To track its progress, a service should source the /usr/local/bin/bootstrap-service-record.sh
script. When a service sources the script, the script will add an entry to the json file for
the service indicating that the service started. When the service ends, either successfully
or due to an error, the script will add an entry to the json file for the service indicating that
the service ended. The script will consider whether the last command executed was successful or
not in order to determine whether the service was successful.

For tracking stages, the service should call functions from the sourced script.
* The service should call the `record_service_stage_start` function when a stage of the service
starts. The function takes the name of the stage as its single argument.
* The service should call the `record_service_stage_success` function when a stage of the service
ends successfully.
* The service should call the `record_service_stage_failure` function when a stage of the service
ends due to a failure. The script will automatically record an entry for a stage failure if the
service ends during the execution of a stage.

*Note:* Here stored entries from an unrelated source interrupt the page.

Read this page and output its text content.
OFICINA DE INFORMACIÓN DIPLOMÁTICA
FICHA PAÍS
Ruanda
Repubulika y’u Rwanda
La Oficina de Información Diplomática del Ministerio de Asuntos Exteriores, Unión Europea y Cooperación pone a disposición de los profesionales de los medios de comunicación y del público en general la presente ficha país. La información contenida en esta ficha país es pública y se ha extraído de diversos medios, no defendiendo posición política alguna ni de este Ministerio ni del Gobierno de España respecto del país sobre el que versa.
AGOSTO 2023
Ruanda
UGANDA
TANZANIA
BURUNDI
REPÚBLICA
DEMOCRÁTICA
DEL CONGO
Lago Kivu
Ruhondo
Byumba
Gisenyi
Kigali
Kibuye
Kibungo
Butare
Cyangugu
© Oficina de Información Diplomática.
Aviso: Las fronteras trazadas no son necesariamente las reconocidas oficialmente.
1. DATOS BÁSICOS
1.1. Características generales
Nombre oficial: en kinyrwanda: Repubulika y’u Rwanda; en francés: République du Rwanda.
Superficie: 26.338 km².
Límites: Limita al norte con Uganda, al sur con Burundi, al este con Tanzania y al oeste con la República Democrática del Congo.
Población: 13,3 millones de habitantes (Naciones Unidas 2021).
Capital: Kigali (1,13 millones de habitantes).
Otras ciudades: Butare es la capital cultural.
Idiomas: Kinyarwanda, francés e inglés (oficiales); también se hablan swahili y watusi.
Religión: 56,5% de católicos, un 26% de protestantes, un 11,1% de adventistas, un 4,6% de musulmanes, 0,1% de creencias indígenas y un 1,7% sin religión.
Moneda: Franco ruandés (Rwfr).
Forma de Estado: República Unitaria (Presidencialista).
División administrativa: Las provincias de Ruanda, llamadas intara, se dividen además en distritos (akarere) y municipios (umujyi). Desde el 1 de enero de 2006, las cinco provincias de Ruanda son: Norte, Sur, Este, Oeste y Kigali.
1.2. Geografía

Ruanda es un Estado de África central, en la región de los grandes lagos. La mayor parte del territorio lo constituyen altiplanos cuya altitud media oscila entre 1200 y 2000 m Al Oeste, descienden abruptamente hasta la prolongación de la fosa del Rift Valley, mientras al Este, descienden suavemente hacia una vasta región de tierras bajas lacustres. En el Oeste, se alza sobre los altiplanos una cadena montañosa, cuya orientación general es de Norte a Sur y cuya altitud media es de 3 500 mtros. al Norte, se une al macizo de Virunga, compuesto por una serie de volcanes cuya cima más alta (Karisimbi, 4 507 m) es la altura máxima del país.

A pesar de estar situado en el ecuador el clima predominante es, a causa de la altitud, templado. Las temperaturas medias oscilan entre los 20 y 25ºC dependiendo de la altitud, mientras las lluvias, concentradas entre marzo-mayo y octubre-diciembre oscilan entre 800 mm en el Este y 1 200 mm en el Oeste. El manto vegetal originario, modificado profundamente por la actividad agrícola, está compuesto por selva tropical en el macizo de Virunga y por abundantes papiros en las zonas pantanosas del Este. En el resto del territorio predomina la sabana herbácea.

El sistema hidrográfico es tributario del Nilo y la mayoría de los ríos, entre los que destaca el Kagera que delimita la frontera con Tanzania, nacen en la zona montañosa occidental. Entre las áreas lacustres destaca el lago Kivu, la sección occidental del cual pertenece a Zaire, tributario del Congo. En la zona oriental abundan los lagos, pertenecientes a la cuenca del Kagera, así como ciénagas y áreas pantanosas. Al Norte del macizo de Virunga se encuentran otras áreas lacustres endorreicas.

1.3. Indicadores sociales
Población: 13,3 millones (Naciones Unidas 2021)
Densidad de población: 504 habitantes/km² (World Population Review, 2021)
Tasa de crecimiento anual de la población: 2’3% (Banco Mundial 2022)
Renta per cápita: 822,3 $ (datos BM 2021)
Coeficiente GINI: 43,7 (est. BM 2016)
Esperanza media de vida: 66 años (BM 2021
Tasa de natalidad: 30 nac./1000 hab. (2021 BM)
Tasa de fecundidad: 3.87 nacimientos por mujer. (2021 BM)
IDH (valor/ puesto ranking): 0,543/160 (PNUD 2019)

###### Pre- and Post-Commands ######

If a service has pre- or post-commands that could either run for significant periods or could
potentially fail, then those commands should add to the json file as well. Such a command should
source the same /usr/local/bin/bootstrap-service-record.sh script. It should also set either the
`PRE_COMMAND` or `POST_COMMAND` environment variable with a value that identifies the command.
For example, kubelet.service has a pre-command of /usr/local/bin/kubelet-pause-image.sh. The
kubelet-pause-image.sh script sets the `PRE_COMMAND` environment variable to "kubelet-pause-image"
before sourcing the bootstrap-service-record.sh script. The entries for the pre-command will
contain a `preCommand` field with the "kubelet-pause-image" value.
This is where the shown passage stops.